いえいっそもうあちらに戻ることなく、いついかなるときも私をお側に…」
話が変な方向に転がりかけている。
と、コンラッドがうまく軌道を修正してくれた。
「言っただろうギュンター。陛下たちは地球や日本にとっても大切な存在なんだから、俺達だけで独占するわけにはいかないって」
家族は心配してくれるかもしれないが、日本ではいち小市民だ。
遠くから聞き覚えのある声が聞こえてくる。
相変わらず彼はキャンキャンと吠えるようだ。
「ギュンターっ!ユーリとを迎えに行くのが兄上だけというのはどういうことだ!?特にユーリはぼくの婚約者だぞ!?
そのぼくに何の知らせもないとは、バカにするにもほどが…ユーリお前、腕と顔だけ色が違うぞ?悪い病か、呪いにでも…」
「呪いって何だよ、失礼だなっ」
どっからどう見ても日焼けです。
ちょっと珍しい焼け方だけど。
ヴォルフラムは親指と人差し指で有利の頬をつまんで、思い切り横に引っ張った。
「ひててててっ、がっきゅううんこ」
「本物だな?」
コンラッドに訊ねる。
「本物だよ」
「こっちもか?」
危機を感じて頬をガードしながら答える。
「当たり前でしょっ」
「ということは、兄上が迎えに行ったというのは、誰だ?」
「偽物かな」
偽物?
「手をお離しなさいヴォルフラム!陛下のお綺麗な顔に痕でも残ったら承知しませんよっ」
「なんらのよ、いったい。偽物とか本物とかって。確かにおれは王様として、かなり胡散臭いとは思うけどさぁ」
やっと離された有利の頬は少し赤くなっている。
「実は…陛下の御名をかたる不届き者が現れたのです」
「ええっ!?」
「渋谷有利原宿不利だって!?」
「いえ、そこまで詳しくではございません。我が国の南に位置するコナンシア、スヴェレラで捕らえられた咎人が、魔王陛下だなどというふざけた噂が流れて参りまして。
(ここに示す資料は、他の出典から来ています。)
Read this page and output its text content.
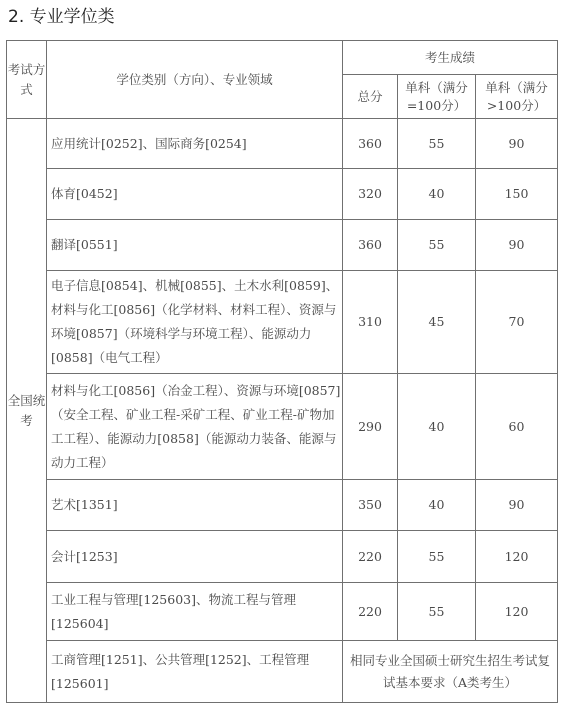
2. 专业学位类
考试方式	学位类别（方向）、专业领域	考生成绩		
		总分	单科（满分=100分）	单科（满分>100分）
全国统考	应用统计[0252]、国际商务[0254]	360	55	90
	体育[0452]	320	40	150
	翻译[0551]	360	55	90
	电子信息[0854]、机械[0855]、土木水利[0859]、材料与化工[0856]（化学材料、材料工程）、资源与环境[0857]（环境科学与环境工程）、能源动力[0858]（电气工程）	310	45	70
	材料与化工[0856]（冶金工程）、资源与环境[0857]（安全工程、矿业工程-采矿工程、矿业工程-矿物加工工程）、能源动力[0858]（能源动力装备、能源与动力工程）	290	40	60
	艺术[1351]	350	40	90
	会计[1253]	220	55	120
	工业工程与管理[125603]、物流工程与管理[125604]	220	55	120
	工商管理[1251]、公共管理[1252]、工程管理[125601]	相同专业全国硕士研究生招生考试复试基本要求（A类考生）		
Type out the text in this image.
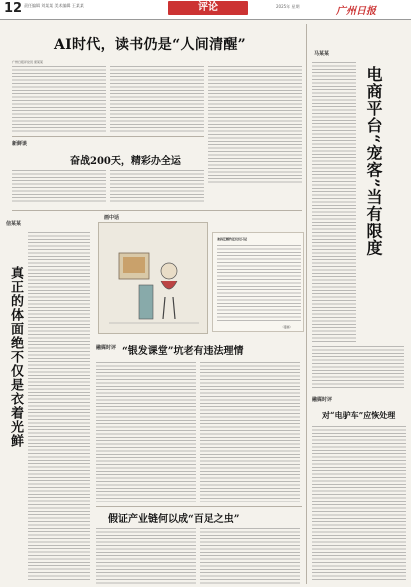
12 责任编辑 刘某某 美术编辑 王某某	评论	2025年 星期	广州日报
AI时代，读书仍是“人间清醒”
广州日报评论员 庞某某
新鲜谈
奋战200天，精彩办全运
马某某
电商平台“宠客”当有限度
信某某
真正的体面绝不仅是衣着光鲜
画中话
劝拆迁解约还仅仅只是
（漫画）
融媒时评 “银发课堂”坑老有违法理情
融媒时评
对“电驴车”应恢处理
假证产业链何以成“百足之虫”
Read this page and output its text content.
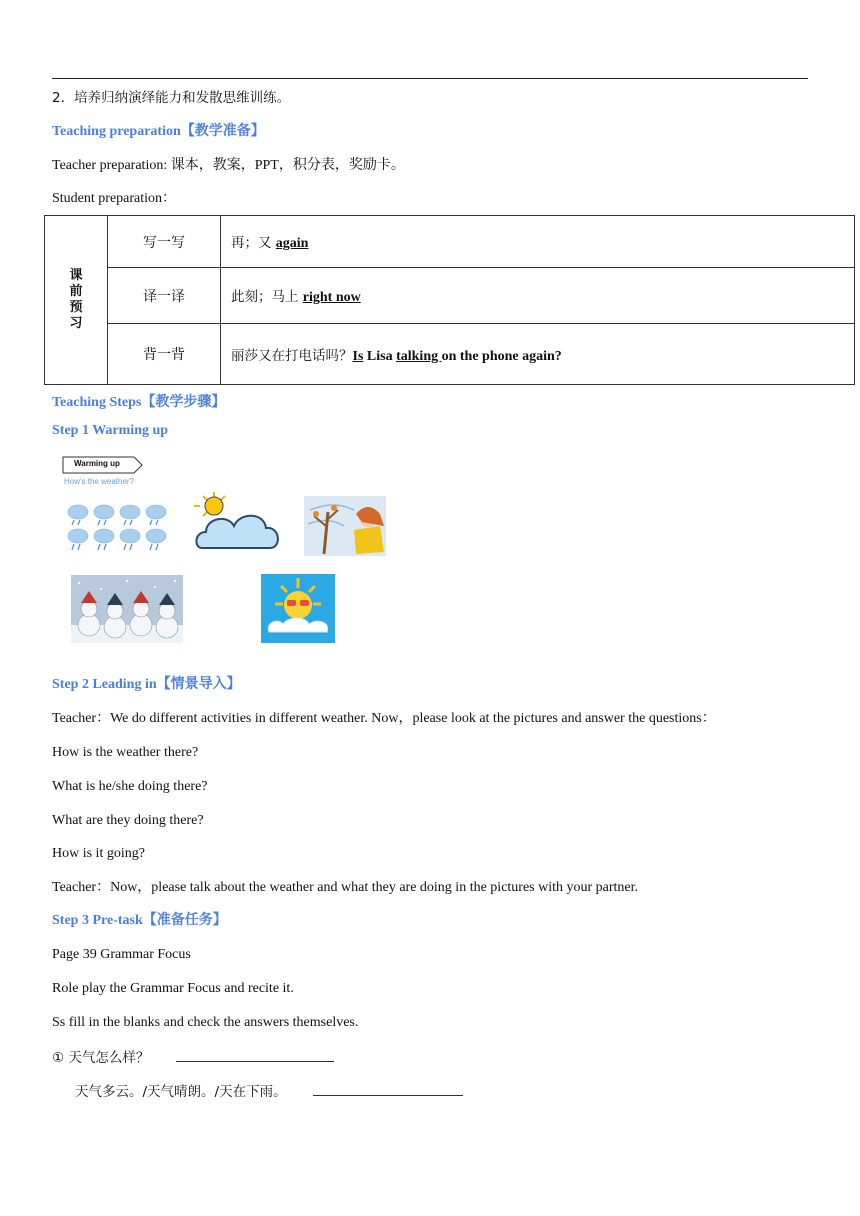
2．培养归纳演绎能力和发散思维训练。
Teaching preparation【教学准备】
Teacher preparation: 课本，教案，PPT，积分表，奖励卡。
Student preparation：
课前预习	写一写	再；又 again
	译一译	此刻；马上 right now
	背一背	丽莎又在打电话吗？Is Lisa talking on the phone again?
Teaching Steps【教学步骤】
Step 1 Warming up
Warming up
How's the weather?
Step 2 Leading in【情景导入】
Teacher：We do different activities in different weather. Now，please look at the pictures and answer the questions：
How is the weather there?
What is he/she doing there?
What are they doing there?
How is it going?
Teacher：Now，please talk about the weather and what they are doing in the pictures with your partner.
Step 3 Pre-task【准备任务】
Page 39 Grammar Focus
Role play the Grammar Focus and recite it.
Ss fill in the blanks and check the answers themselves.
① 天气怎么样？
天气多云。/天气晴朗。/天在下雨。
我々としましては、そんなはずはないと取り合わずにおりましたが、処刑の日取りが決まったことで些か不安に…あの、万が一その咎人が、本当に陛下でいらしたらと…」
「つまり、もしも俺達の知らないうちに、陛下がこちらの世界、それも眞魔国以外の土地に着かれていて、部下もなくお二人で困り果てた結果、
やむなく罪を犯し捕らえられたのだとしたらどうしましょう、これは真相を突き止めねばならない。ということで改めて我々でお呼びしたところ…」
「私は友達と待ち合わせてた噴水から」
「おれはバンドウくんと握手しながらスターツアーズ真っ逆さま、と」
ヴォルフラムが不機嫌そうに呟いた。
「バンドウくんって誰だ、男か?」
おん…男の嫉妬って、怖い。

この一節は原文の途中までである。